Ed infine, ma solo in ordine cronologico, in settimo errore capitale, e quindi quello compiuto questa volta in prima persona da Andrea Agnelli nell’affidare questa squadra 'inallenabile' ad un aspirante allenatore come Andrea Pirlo. Atto di grave superbia, arroganza, con il quale probabilmente si voleva dimostrare che questa squadra avrebbe vinto anche senza essere allenata. Peccato però che la stagione in corso, con il triste epilogo di queste ultime settimane stia dimostrando l’esatto contrario. Un gruppo totalmente allo sbando, paragonabile ad una barchetta che sta navigando nelle acque mosse di un oceano senza alcun timoniere a bordo. Una squadra senza la minima idea di gioco con un allenatore totalmente in balia degli eventi, in piena confusione, che nella gara di domenica sera opera soltanto due cambi sui cinque possibili ed inserisce Paulo Dybala, unico giocatore in grado di creare gioco e occasioni gola sulla trequarti, solo al 79° minuto di gioco.

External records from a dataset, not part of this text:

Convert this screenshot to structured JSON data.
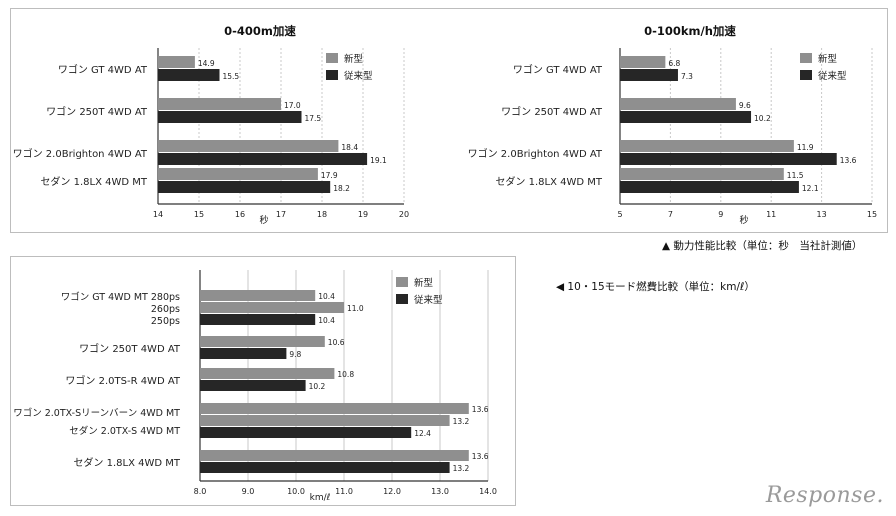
{
  "colors": {
    "new": "#8f8f8f",
    "old": "#262626",
    "grid": "#c8c8c8",
    "axis": "#333333",
    "text": "#222222"
  },
  "captions": {
    "performance": "▲ 動力性能比較（単位：秒　当社計測値）",
    "fuel": "◀ 10・15モード燃費比較（単位：km/ℓ）"
  },
  "logo": "Response.",
  "chart_data": [
    {
      "type": "bar",
      "orientation": "horizontal",
      "title": "0-400m加速",
      "xlabel": "秒",
      "xlim": [
        14,
        20
      ],
      "xticks": [
        "14",
        "15",
        "16",
        "17",
        "18",
        "19",
        "20"
      ],
      "legend": [
        "新型",
        "従来型"
      ],
      "legend_position": "top-right",
      "grid": true,
      "groups": [
        {
          "label": [
            "ワゴン GT 4WD AT"
          ],
          "bars": [
            {
              "series": "新型",
              "value": 14.9,
              "label": "14.9"
            },
            {
              "series": "従来型",
              "value": 15.5,
              "label": "15.5"
            }
          ]
        },
        {
          "label": [
            "ワゴン 250T 4WD AT"
          ],
          "bars": [
            {
              "series": "新型",
              "value": 17.0,
              "label": "17.0"
            },
            {
              "series": "従来型",
              "value": 17.5,
              "label": "17.5"
            }
          ]
        },
        {
          "label": [
            "ワゴン 2.0Brighton 4WD AT"
          ],
          "bars": [
            {
              "series": "新型",
              "value": 18.4,
              "label": "18.4"
            },
            {
              "series": "従来型",
              "value": 19.1,
              "label": "19.1"
            }
          ]
        },
        {
          "label": [
            "セダン 1.8LX 4WD MT"
          ],
          "bars": [
            {
              "series": "新型",
              "value": 17.9,
              "label": "17.9"
            },
            {
              "series": "従来型",
              "value": 18.2,
              "label": "18.2"
            }
          ]
        }
      ]
    },
    {
      "type": "bar",
      "orientation": "horizontal",
      "title": "0-100km/h加速",
      "xlabel": "秒",
      "xlim": [
        5,
        15
      ],
      "xticks": [
        "5",
        "7",
        "9",
        "11",
        "13",
        "15"
      ],
      "legend": [
        "新型",
        "従来型"
      ],
      "legend_position": "top-right",
      "grid": true,
      "groups": [
        {
          "label": [
            "ワゴン GT 4WD AT"
          ],
          "bars": [
            {
              "series": "新型",
              "value": 6.8,
              "label": "6.8"
            },
            {
              "series": "従来型",
              "value": 7.3,
              "label": "7.3"
            }
          ]
        },
        {
          "label": [
            "ワゴン 250T 4WD AT"
          ],
          "bars": [
            {
              "series": "新型",
              "value": 9.6,
              "label": "9.6"
            },
            {
              "series": "従来型",
              "value": 10.2,
              "label": "10.2"
            }
          ]
        },
        {
          "label": [
            "ワゴン 2.0Brighton 4WD AT"
          ],
          "bars": [
            {
              "series": "新型",
              "value": 11.9,
              "label": "11.9"
            },
            {
              "series": "従来型",
              "value": 13.6,
              "label": "13.6"
            }
          ]
        },
        {
          "label": [
            "セダン 1.8LX 4WD MT"
          ],
          "bars": [
            {
              "series": "新型",
              "value": 11.5,
              "label": "11.5"
            },
            {
              "series": "従来型",
              "value": 12.1,
              "label": "12.1"
            }
          ]
        }
      ]
    },
    {
      "type": "bar",
      "orientation": "horizontal",
      "title": "",
      "xlabel": "km/ℓ",
      "xlim": [
        8,
        14
      ],
      "xticks": [
        "8.0",
        "9.0",
        "10.0",
        "11.0",
        "12.0",
        "13.0",
        "14.0"
      ],
      "legend": [
        "新型",
        "従来型"
      ],
      "legend_position": "top-right",
      "grid": true,
      "groups": [
        {
          "label": [
            "ワゴン GT 4WD MT 280ps",
            "260ps",
            "250ps"
          ],
          "bars": [
            {
              "series": "新型",
              "value": 10.4,
              "label": "10.4"
            },
            {
              "series": "新型",
              "value": 11.0,
              "label": "11.0"
            },
            {
              "series": "従来型",
              "value": 10.4,
              "label": "10.4"
            }
          ]
        },
        {
          "label": [
            "ワゴン 250T 4WD AT"
          ],
          "bars": [
            {
              "series": "新型",
              "value": 10.6,
              "label": "10.6"
            },
            {
              "series": "従来型",
              "value": 9.8,
              "label": "9.8"
            }
          ]
        },
        {
          "label": [
            "ワゴン 2.0TS-R 4WD AT"
          ],
          "bars": [
            {
              "series": "新型",
              "value": 10.8,
              "label": "10.8"
            },
            {
              "series": "従来型",
              "value": 10.2,
              "label": "10.2"
            }
          ]
        },
        {
          "label": [
            "ワゴン 2.0TX-Sリーンバーン 4WD MT",
            "セダン 2.0TX-S 4WD MT"
          ],
          "bars": [
            {
              "series": "新型",
              "value": 13.6,
              "label": "13.6"
            },
            {
              "series": "新型",
              "value": 13.2,
              "label": "13.2"
            },
            {
              "series": "従来型",
              "value": 12.4,
              "label": "12.4"
            }
          ]
        },
        {
          "label": [
            "セダン 1.8LX 4WD MT"
          ],
          "bars": [
            {
              "series": "新型",
              "value": 13.6,
              "label": "13.6"
            },
            {
              "series": "従来型",
              "value": 13.2,
              "label": "13.2"
            }
          ]
        }
      ]
    }
  ]
}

E ora? Ora vedremo cosa succederà.
A partire dalla sorte di Andrea Pirlo, per proseguire con le imminenti sfide contro Sassuolo e Inter, per arrivare alla data del 27 maggio, con l’assemblea degli azionisti di Exor (la holding di famiglia che controlla tra le altre la società bianconera) che potrebbe rappresentare la data chiave per capire quale sarà il futuro di Andrea Agnelli, Fabio Paratici, Pavel Nedved, e Andrea Pirlo.
Il tutto dopo il caos generatosi dal naufragio del progetto Superlega e dagli eventi di questi ultimi giorni che vedono la squadra bianconera sempre più fuori dalla prossima edizione della Champions League.